A note on INK BABEL

In the book Through the Vanishing Point, Marshall McLuhan and Harley Parker comment on the episodic imagery depicted on vases of ancient Greece. They write, 

There is no point of view from which to look at a vase. The viewer can begin or end anywhere. The three-dimensional Greek figure stands stark on a single plane. The vase moves toward Euclidean space, but “Euclid alone hath looked on beauty bare.” 1 (quoted, Edna St. Vincent Millay)

The traditional format of the grecian vase organizes figures in sequence, set against the continual topological surface of the cylindrical vessel. This picture plane introduces many entry points for the viewer. A viewer can spin the vase around and around, replay the imagery or reverse it, but the entire image spans beyond the sight lines of what can viewed all at once. 

When I first started thinking about making INK BABEL, I wanted to produce a work that was organized around the horizon line but a horizon that couldn’t be seen all at once. The horizon is the traveler’s storied crust. It is always just out of reach and is symbolically filled with potential stories, quests and sagas.
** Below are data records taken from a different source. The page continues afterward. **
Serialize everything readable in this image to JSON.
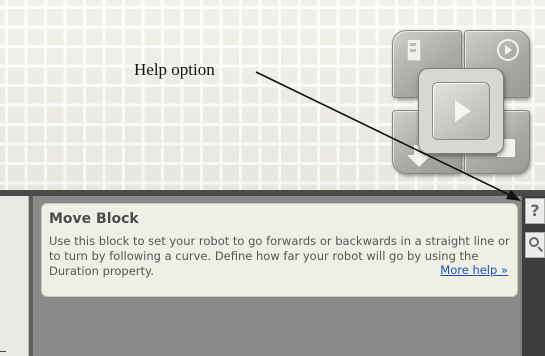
{
  "annotation": {
    "text": "Help option"
  },
  "controller": {
    "buttons": [
      "download-and-run",
      "run-selected",
      "download",
      "stop"
    ],
    "center_button": "play"
  },
  "help": {
    "button_label": "?",
    "title": "Move Block",
    "description": "Use this block to set your robot to go forwards or backwards in a straight line or to turn by following a curve. Define how far your robot will go by using the Duration property.",
    "more_link": "More help »"
  },
  "icons": [
    "question-icon",
    "search-icon",
    "play-icon",
    "stop-icon",
    "download-icon",
    "run-icon"
  ],
  "colors": {
    "link": "#1f4fbf",
    "panel_bg": "#f0efe6",
    "title": "#4b4b4b"
  }
}
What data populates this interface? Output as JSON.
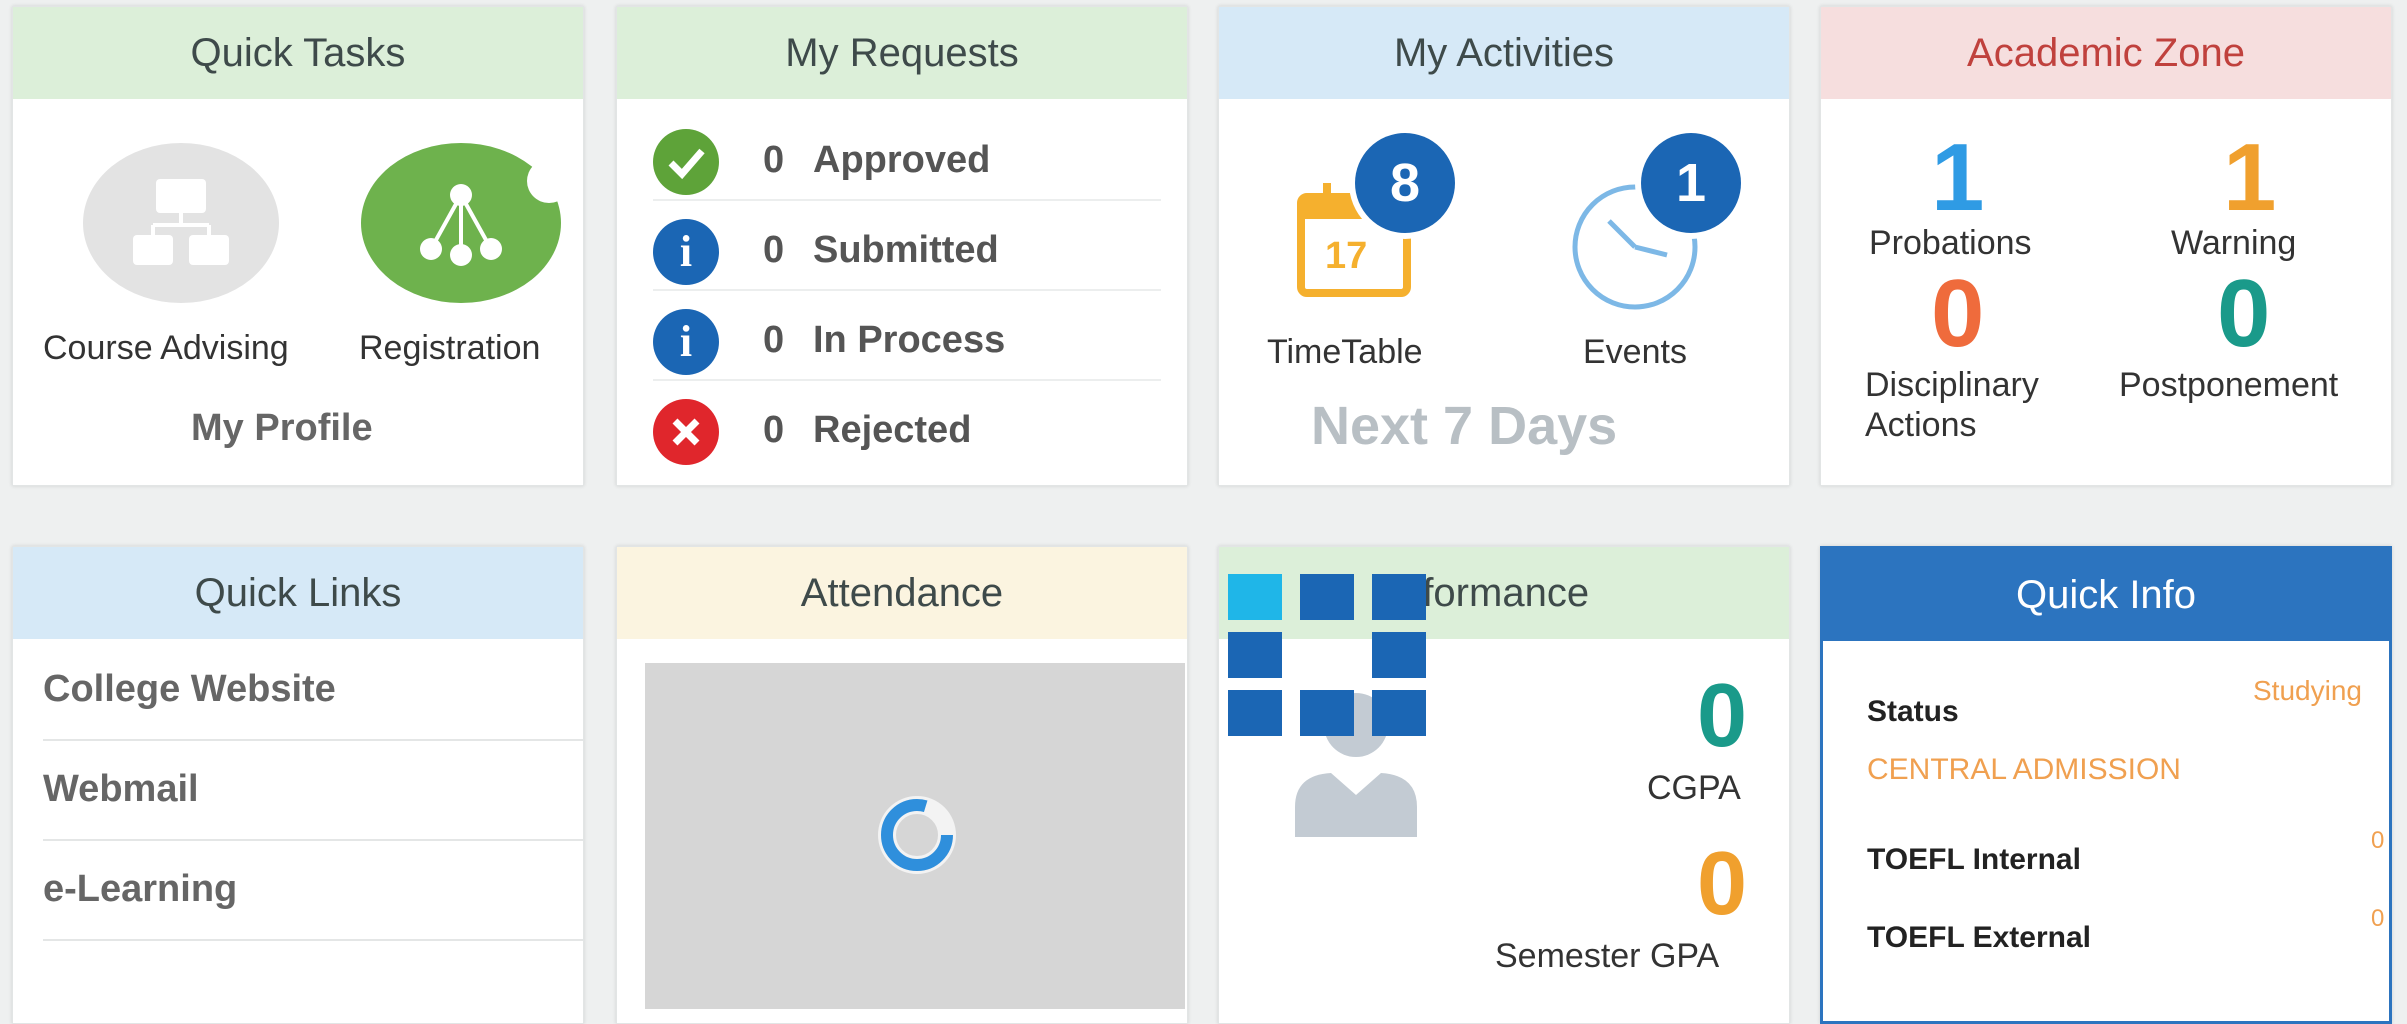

Conversely, towers are static and often associated with power. Originally INK BABEL depicted sequential views from the perspective of the viewer looking across the horizon from the top of a tower. The work would display the views from four towers, in four directions on four gallery walls, but the towers themselves would be invisible. Each tower would reflect some purpose related to fire, water, air and earth. The sequences of figures as one scans the vista from the towers would cascade down like film strips – an element that remains in INK BABEL presently. The true vanishing point was to be located within the viewer. But as the work emerged and decisions were committed to ink, external towers emerged on the landscape. They became points of information collection and dissemination, such as cell phone towers, lighthouses and watchtowers. I realized that the entire work was becoming a single tower. 
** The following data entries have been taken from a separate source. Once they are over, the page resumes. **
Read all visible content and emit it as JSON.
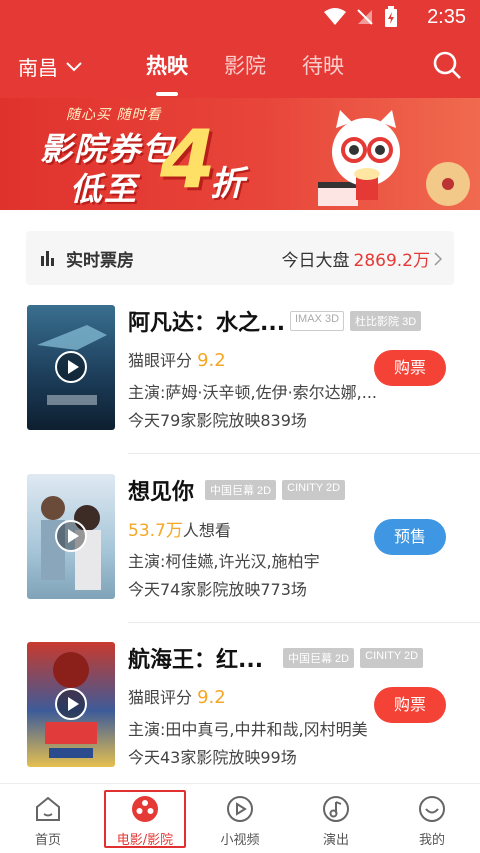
{
  "status_bar": {
    "time": "2:35"
  },
  "header": {
    "city": "南昌",
    "tabs": [
      {
        "label": "热映",
        "active": true
      },
      {
        "label": "影院",
        "active": false
      },
      {
        "label": "待映",
        "active": false
      }
    ]
  },
  "banner": {
    "slogan": "随心买 随时看",
    "line1": "影院券包",
    "line2": "低至",
    "number": "4",
    "suffix": "折"
  },
  "box_office": {
    "label": "实时票房",
    "total_label": "今日大盘",
    "total_value": "2869.2万"
  },
  "movies": [
    {
      "title": "阿凡达：水之...",
      "tags": [
        "IMAX 3D",
        "杜比影院 3D"
      ],
      "score_label": "猫眼评分",
      "score": "9.2",
      "cast": "主演:萨姆·沃辛顿,佐伊·索尔达娜,...",
      "showing": "今天79家影院放映839场",
      "button": "购票",
      "button_type": "buy"
    },
    {
      "title": "想见你",
      "tags": [
        "中国巨幕 2D",
        "CINITY 2D"
      ],
      "want_count": "53.7万",
      "want_label": "人想看",
      "cast": "主演:柯佳嬿,许光汉,施柏宇",
      "showing": "今天74家影院放映773场",
      "button": "预售",
      "button_type": "presale"
    },
    {
      "title": "航海王：红...",
      "tags": [
        "中国巨幕 2D",
        "CINITY 2D"
      ],
      "score_label": "猫眼评分",
      "score": "9.2",
      "cast": "主演:田中真弓,中井和哉,冈村明美",
      "showing": "今天43家影院放映99场",
      "button": "购票",
      "button_type": "buy"
    }
  ],
  "bottom_nav": [
    {
      "label": "首页",
      "icon": "home-icon",
      "active": false
    },
    {
      "label": "电影/影院",
      "icon": "film-reel-icon",
      "active": true
    },
    {
      "label": "小视频",
      "icon": "play-circle-icon",
      "active": false
    },
    {
      "label": "演出",
      "icon": "music-note-icon",
      "active": false
    },
    {
      "label": "我的",
      "icon": "profile-icon",
      "active": false
    }
  ],
  "colors": {
    "brand_red": "#e53935",
    "score_orange": "#f5a623",
    "presale_blue": "#3f96e2"
  }
}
The physicality of cells in a strip of film combined with the candy-cane like, external staircase depicted in Bruegel’s iconic 16th century paintings of the biblical Tower of Babel are only hinted at in the structure of INK BABEL. While contemplating the design of the work, I asked, “What can’t be depicted with film? What are the limits of a film?” Film is well-equipped as a language. It is a complex, nuanced and beautiful medium. It allows for a prism of techniques and perspectives, but it is historically bound to a strip in physical terms. INK BABEL is organized vertically like cinema filmstrip that has been allowed to spill out horizontally to form a grid, creating a bi-directional panorama. Cells in each vertical column display imagery that behaves like a pan-shot on a film strip, something I call “time dominant” cells, whereas the cells pulling out horizontally are “space dominant” panoramas, as one might see in still photography. This two-dimensional work operates more like Microfiche than the linear format of a cinema filmstrip. It has many entry points and locates the vanishing plane along an endless horizon line.
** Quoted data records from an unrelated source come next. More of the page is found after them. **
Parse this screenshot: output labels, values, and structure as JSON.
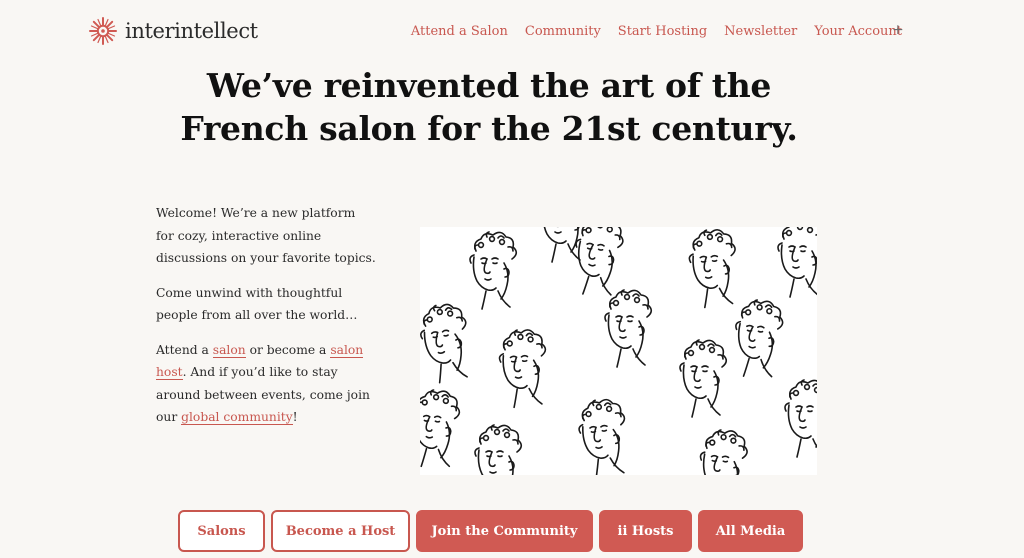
{
  "brand": {
    "name": "interintellect",
    "logo_icon": "star-burst-icon",
    "accent_color": "#c8574f"
  },
  "nav": {
    "items": [
      {
        "label": "Attend a Salon"
      },
      {
        "label": "Community"
      },
      {
        "label": "Start Hosting"
      },
      {
        "label": "Newsletter"
      },
      {
        "label": "Your Account"
      }
    ],
    "expand_label": "+"
  },
  "hero": {
    "headline_line1": "We’ve reinvented the art of the",
    "headline_line2": "French salon for the 21st century."
  },
  "intro": {
    "p1": "Welcome! We’re a new platform for cozy, interactive online discussions on your favorite topics.",
    "p2": "Come unwind with thoughtful people from all over the world…",
    "p3_before": "Attend a ",
    "p3_link1": "salon",
    "p3_mid1": " or become a ",
    "p3_link2": "salon host",
    "p3_mid2": ". And if you’d like to stay around between events, come join our ",
    "p3_link3": "global community",
    "p3_after": "!"
  },
  "illustration": {
    "icon": "line-drawn-classical-heads-pattern"
  },
  "buttons": [
    {
      "label": "Salons"
    },
    {
      "label": "Become a Host"
    },
    {
      "label": "Join the Community"
    },
    {
      "label": "ii Hosts"
    },
    {
      "label": "All Media"
    }
  ]
}
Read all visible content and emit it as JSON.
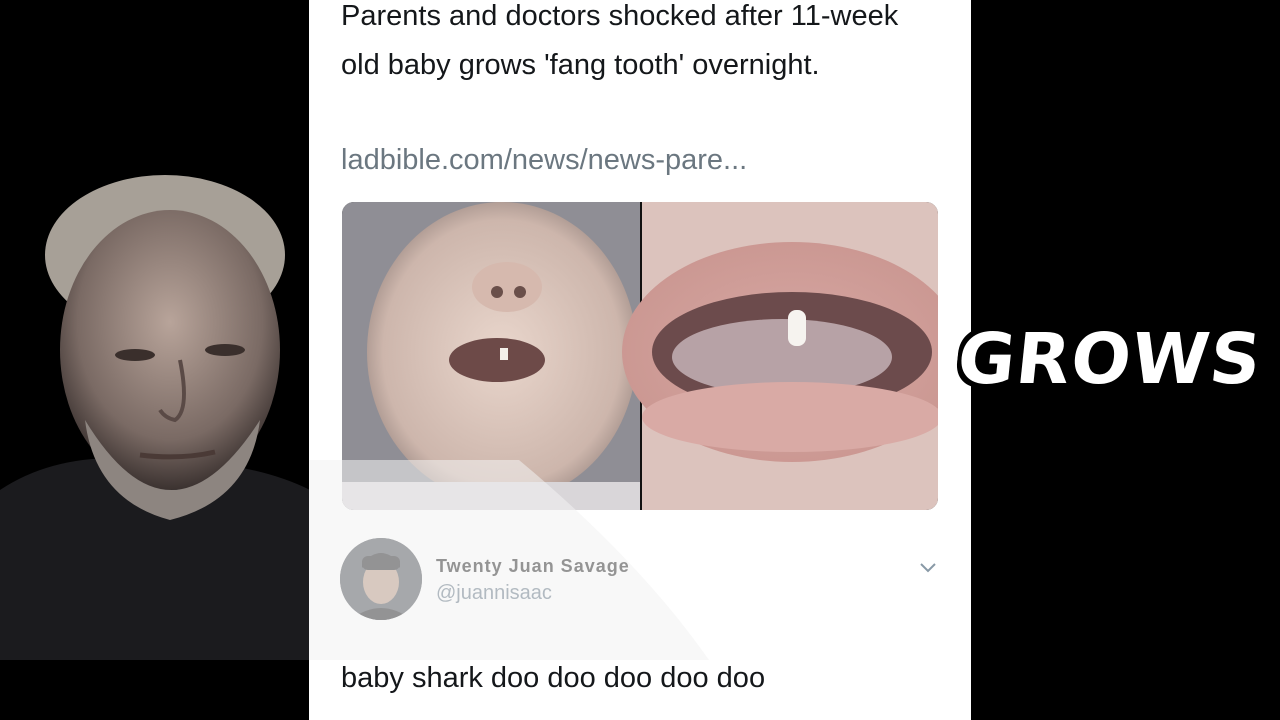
{
  "tweet": {
    "headline": "Parents and doctors shocked after 11-week old baby grows 'fang tooth' overnight.",
    "link": "ladbible.com/news/news-pare..."
  },
  "reply": {
    "display_name": "Twenty Juan Savage",
    "handle": "@juannisaac",
    "text": "baby shark doo doo doo doo doo"
  },
  "overlay": {
    "word": "GROWS"
  }
}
How do you organize a landscape on a 2D page? Are there cultural rules or biases for organizing a page? Do we depict land and water top-down as in an arial map, complete with imaginary lines of territories and domains? Complete with earthwork drawings of empires? However you organize them, landscapes are bizarre, dreamlike hallucinations. I roll out a welcome mat to a disjointed landscape, an unlikely topology, but aren’t they all.

1. McLuhan, Marshall, and Harley Parker. Through the Vanishing Point; Space in Poetry and Painting. New York: Harper & Row, 1968. 43. Print.